I try to imagine the convoy of seven or eight vehicles traveling through the lonely road before being ambushed by a small army of 100 or so armed men. How the group might have been forced out of their vans and what the victims might have been thinking as they watched their colleagues and relatives assaulted, killed and dumped in a waiting grave prepared by a government backhoe.
It's difficult to imagine. But it happened, in broad daylight.
Deadliest Country For Journalists
It's no secret that journalists are regularly killed in the Philippines. International groups have tagged the Philippines as one of the deadliest countries in the world for journalists. Monday's bloodbath probably pushes us to the top. It's also no secret that election-related violence and clan wars are common, particularly in the country's south.
But Monday's incident is mindboggling in the sheer brazenness in which it was committed.

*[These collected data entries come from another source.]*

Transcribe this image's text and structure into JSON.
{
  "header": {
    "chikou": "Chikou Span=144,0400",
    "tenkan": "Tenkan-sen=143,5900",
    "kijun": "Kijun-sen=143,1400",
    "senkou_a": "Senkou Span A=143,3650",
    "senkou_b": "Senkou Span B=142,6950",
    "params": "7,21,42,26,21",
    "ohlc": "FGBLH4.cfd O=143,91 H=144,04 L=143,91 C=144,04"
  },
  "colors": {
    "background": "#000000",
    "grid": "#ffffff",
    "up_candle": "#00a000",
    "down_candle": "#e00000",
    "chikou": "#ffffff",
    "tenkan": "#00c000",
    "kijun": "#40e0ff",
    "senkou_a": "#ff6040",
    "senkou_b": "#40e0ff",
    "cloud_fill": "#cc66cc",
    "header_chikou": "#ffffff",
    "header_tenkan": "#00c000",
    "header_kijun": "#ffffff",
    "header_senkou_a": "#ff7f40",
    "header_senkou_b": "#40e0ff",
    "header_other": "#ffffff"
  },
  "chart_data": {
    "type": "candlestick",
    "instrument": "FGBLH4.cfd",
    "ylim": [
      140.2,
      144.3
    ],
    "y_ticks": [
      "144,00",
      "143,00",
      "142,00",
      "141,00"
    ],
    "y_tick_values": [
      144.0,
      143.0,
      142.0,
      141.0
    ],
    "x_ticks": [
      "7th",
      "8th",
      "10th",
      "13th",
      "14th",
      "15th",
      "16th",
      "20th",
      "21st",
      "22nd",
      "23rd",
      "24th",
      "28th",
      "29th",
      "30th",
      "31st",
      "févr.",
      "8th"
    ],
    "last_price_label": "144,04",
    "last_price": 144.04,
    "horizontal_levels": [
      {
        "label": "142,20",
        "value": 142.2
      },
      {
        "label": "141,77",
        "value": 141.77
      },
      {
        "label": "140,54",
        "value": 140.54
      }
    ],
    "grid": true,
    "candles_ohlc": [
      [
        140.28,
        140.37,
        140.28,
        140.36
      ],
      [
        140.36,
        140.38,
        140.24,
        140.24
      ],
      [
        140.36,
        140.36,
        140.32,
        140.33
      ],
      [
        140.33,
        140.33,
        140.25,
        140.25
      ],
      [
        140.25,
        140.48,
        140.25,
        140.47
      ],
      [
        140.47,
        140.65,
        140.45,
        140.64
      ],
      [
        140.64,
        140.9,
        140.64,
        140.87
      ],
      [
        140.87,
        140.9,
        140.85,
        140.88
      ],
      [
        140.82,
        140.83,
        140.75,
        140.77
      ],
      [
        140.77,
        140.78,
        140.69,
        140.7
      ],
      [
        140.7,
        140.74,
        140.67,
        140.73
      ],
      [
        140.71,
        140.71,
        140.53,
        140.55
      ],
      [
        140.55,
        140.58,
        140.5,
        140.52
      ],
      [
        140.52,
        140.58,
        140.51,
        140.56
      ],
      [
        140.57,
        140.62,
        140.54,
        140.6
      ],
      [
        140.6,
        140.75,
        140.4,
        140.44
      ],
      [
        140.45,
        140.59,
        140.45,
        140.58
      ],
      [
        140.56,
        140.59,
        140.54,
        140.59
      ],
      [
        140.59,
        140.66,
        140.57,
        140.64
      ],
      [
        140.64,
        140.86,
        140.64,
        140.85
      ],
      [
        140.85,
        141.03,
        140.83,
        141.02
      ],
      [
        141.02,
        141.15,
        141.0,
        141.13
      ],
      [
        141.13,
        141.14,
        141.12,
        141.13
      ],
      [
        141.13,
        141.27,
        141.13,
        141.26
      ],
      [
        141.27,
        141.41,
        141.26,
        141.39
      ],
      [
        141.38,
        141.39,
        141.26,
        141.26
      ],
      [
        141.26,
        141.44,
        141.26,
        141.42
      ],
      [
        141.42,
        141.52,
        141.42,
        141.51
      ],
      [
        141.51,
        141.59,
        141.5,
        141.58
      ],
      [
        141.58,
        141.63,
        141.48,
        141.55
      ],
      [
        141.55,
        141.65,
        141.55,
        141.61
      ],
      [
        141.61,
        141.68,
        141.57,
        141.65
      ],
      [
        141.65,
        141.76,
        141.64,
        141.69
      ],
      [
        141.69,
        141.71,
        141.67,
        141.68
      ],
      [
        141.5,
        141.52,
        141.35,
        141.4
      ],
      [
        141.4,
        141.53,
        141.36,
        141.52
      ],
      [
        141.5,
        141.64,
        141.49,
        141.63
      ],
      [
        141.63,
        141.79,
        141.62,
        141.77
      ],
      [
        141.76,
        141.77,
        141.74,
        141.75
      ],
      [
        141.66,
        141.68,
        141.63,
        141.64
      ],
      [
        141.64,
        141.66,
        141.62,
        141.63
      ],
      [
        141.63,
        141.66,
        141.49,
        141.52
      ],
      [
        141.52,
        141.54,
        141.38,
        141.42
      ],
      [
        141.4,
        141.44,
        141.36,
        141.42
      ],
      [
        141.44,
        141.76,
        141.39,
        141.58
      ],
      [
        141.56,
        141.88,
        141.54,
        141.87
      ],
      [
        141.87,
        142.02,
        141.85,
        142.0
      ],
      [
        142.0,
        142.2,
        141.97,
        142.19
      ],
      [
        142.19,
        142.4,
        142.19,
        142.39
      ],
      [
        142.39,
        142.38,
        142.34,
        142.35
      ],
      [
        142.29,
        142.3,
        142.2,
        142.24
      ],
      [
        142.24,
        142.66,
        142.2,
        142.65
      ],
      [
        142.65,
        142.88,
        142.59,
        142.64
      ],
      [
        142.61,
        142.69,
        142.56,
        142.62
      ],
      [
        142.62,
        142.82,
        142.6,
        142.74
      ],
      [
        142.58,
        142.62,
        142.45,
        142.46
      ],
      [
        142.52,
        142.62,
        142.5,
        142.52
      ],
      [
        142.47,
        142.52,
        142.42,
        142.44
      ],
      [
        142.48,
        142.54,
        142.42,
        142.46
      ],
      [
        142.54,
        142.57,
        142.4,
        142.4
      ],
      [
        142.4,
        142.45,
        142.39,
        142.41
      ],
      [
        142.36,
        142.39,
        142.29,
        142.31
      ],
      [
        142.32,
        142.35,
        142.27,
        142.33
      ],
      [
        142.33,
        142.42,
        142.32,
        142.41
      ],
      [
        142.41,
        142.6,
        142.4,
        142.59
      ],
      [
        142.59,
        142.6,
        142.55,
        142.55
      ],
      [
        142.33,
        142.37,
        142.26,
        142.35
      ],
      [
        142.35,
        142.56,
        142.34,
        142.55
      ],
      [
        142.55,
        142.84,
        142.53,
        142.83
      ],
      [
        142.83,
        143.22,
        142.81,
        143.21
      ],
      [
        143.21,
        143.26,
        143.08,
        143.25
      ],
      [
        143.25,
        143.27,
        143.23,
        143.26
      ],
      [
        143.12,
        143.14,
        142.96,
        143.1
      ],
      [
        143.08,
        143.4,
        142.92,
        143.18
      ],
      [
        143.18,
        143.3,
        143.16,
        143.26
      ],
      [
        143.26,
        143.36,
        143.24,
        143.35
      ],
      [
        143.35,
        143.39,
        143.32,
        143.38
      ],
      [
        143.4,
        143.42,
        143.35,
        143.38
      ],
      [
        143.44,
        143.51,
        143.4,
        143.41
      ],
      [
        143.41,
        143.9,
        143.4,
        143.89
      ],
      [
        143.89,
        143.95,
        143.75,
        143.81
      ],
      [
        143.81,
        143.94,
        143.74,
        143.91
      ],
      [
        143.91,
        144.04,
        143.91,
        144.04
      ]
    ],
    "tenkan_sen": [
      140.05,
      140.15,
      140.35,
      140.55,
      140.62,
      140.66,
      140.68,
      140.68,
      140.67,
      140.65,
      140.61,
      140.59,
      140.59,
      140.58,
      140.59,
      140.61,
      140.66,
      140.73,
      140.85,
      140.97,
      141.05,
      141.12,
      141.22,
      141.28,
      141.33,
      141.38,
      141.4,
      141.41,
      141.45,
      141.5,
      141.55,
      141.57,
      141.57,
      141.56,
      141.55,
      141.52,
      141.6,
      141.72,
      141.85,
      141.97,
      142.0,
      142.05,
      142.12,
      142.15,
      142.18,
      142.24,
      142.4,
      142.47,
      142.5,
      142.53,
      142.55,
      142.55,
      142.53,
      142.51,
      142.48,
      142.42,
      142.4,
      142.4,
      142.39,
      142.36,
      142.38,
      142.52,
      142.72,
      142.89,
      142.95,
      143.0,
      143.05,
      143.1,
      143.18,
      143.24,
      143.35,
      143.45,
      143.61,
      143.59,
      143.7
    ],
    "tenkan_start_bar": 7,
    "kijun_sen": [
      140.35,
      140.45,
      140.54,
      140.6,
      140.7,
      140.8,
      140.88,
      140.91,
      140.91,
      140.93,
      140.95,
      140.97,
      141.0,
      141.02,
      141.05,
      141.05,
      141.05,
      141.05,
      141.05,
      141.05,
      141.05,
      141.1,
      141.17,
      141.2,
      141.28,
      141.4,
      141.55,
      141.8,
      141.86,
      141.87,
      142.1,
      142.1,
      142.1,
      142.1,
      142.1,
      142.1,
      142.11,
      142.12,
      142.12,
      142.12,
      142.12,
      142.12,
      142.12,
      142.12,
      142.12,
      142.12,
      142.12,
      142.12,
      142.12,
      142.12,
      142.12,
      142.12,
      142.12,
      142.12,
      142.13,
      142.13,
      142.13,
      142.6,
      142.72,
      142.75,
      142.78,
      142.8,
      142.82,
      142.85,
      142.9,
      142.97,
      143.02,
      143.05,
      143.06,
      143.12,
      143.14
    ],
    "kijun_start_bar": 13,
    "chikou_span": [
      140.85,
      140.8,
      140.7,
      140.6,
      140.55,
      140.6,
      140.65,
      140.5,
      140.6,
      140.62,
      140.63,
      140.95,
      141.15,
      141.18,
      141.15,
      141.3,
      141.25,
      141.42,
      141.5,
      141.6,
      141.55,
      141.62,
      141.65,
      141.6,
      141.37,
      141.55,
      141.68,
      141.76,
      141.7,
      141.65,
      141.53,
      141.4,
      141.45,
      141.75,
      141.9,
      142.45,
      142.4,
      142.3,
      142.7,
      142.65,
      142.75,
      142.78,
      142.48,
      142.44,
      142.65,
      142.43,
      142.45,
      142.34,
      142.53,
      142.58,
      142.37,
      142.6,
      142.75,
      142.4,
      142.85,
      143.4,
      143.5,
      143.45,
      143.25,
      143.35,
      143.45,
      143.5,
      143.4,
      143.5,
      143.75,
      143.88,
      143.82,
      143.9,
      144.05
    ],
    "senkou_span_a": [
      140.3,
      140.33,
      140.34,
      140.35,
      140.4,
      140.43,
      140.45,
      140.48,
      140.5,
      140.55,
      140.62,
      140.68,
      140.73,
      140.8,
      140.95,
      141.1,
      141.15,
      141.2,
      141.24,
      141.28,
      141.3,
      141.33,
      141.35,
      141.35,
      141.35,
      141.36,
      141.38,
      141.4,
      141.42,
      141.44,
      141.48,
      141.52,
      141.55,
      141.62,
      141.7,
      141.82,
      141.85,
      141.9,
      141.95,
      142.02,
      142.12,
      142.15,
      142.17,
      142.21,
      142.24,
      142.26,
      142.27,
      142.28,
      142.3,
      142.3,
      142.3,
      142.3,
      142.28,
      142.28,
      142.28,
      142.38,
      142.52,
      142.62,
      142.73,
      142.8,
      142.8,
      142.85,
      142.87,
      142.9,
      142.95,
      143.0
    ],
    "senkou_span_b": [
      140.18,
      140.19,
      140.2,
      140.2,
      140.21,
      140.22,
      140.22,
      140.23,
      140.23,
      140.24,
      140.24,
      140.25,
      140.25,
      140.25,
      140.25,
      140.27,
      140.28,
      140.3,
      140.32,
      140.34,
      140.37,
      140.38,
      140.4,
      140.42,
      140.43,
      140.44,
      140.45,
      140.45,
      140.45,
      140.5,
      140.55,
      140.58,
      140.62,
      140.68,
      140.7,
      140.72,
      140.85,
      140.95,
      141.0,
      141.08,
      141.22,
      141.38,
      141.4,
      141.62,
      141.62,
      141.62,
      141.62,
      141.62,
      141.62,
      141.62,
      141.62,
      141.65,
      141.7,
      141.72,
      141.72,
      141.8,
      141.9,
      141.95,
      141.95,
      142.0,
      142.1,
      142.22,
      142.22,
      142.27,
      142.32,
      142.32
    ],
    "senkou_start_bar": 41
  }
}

President Gloria Macapagal Arroyo has of course issued the obligatory vow to pursue the killers and bring them to justice but like so much else that spews from her mouth, they seems like empty promises. It's probably more difficult to take her seriously when you know that the Ampatuans are her political allies who are largely considered to have delivered her Maguindanao in the previous election.
The incident is disturbing on so many levels, but maybe our outrage also reveals that for too long we have been complacent about the situation in Mindanao. Monday's bloodbath revealed a level of savagery that is simply incomprehensible and I think frightens us all.
Certainly we have been aware that the south operates according to its own laws and certainly we have heard the outcry of journalists clamoring for justice for colleagues killed in the line of duty. Maybe we became desensitized to news of a provincial journalist being ambushed by motorcycle-riding gunmen here and there.
Certainly, the degree to how much the masterminds believed they could get away with was influenced by how far we have we turned our heads in the opposite direction in the past. I think for this, the scale of the carnage is even more disturbing.